In a talk about abolishing the family in Seville two years ago, considering alternatives to the family, Nuria Alabao spoke about building relationships with a reciprocal obligation (in order to assume caregiving), and that these types of relationships take time to build. We already have this obligation in today’s family, and I seriously doubt it contributes to adequate care, neither for children nor for adults or the elderly. For me, caregiving out of obligation isn’t care, but rather a sacrifice. And, today, the vast majority of women have to make this sacrifice to care for their parents or another relative.
How do we bring our experiences of mutual support networks to the centre of society?

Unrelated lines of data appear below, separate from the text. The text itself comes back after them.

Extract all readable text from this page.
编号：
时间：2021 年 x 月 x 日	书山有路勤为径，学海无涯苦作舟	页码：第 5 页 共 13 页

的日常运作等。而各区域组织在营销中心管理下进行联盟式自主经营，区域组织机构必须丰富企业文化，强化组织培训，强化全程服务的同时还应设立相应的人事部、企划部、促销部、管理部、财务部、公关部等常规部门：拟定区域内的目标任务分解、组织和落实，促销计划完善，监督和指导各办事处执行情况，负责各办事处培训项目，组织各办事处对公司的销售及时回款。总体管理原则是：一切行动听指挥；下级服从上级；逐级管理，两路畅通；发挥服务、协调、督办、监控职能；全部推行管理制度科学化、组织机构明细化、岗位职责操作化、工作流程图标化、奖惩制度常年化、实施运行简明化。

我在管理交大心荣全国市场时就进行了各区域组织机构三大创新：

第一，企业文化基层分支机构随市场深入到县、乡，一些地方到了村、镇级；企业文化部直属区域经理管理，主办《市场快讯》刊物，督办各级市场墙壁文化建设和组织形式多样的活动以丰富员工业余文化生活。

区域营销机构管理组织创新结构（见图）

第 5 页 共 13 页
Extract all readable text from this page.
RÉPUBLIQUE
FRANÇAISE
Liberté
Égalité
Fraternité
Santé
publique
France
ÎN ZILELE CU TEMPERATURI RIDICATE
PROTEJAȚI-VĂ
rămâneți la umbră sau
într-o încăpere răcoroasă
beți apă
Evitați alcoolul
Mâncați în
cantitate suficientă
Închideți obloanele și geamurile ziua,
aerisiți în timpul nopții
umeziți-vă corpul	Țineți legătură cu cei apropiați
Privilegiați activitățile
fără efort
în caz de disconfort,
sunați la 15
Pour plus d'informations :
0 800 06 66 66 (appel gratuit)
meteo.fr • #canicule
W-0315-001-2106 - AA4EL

How do we change our perceptions so that we see ourselves as capable of trusting these networks?
Personally, I think more about making commitments—that is, I voluntarily make a commitment in a relationship (of any kind) that doesn’t require reciprocity. It’s more about trusting the network (of relational anarchy, of my community), that when I need care or support, there will be a person in the network (or several) who can take it on, and they don’t have to be the same people who previously received support from me. I feel like this is something we’re already trying to practice in my network.
Hil Malatino, in his book Trans Care (Bellaterra, 2021) , offers this minimal definition of community: people who are re-weaving. And when I review my experience of the last nine years, facing my family traumas, it has been a constant re-weaving of my networks. Some people left my networks, others joined. Perhaps we should leave behind the idea of a stable, lifelong mutual support network that should assume the care and support—emotional, financial, parenting, when we are sick—that today is assumed (often poorly) by the family, and instead rely on our networks, always fragile, always in reconfiguration, but capable of sustaining us when we need them? I don’t know. I’m still afraid of it myself, but, at the same time, my networks have sustained me over the past few years, and they continue to sustain me.
How do we bring our experiences of mutual support networks to the centre of society? How do we change our perceptions so that we see ourselves as capable of trusting these networks? How can we strengthen them?
I don’t have the answers. I think it’s about building by walking and experimenting. This is just a start. And, for me, building alternatives to family, new structures of mutual support and care, is a matter of survival. I’ve outlived my family, and I’ve gotten this far thanks to my networks.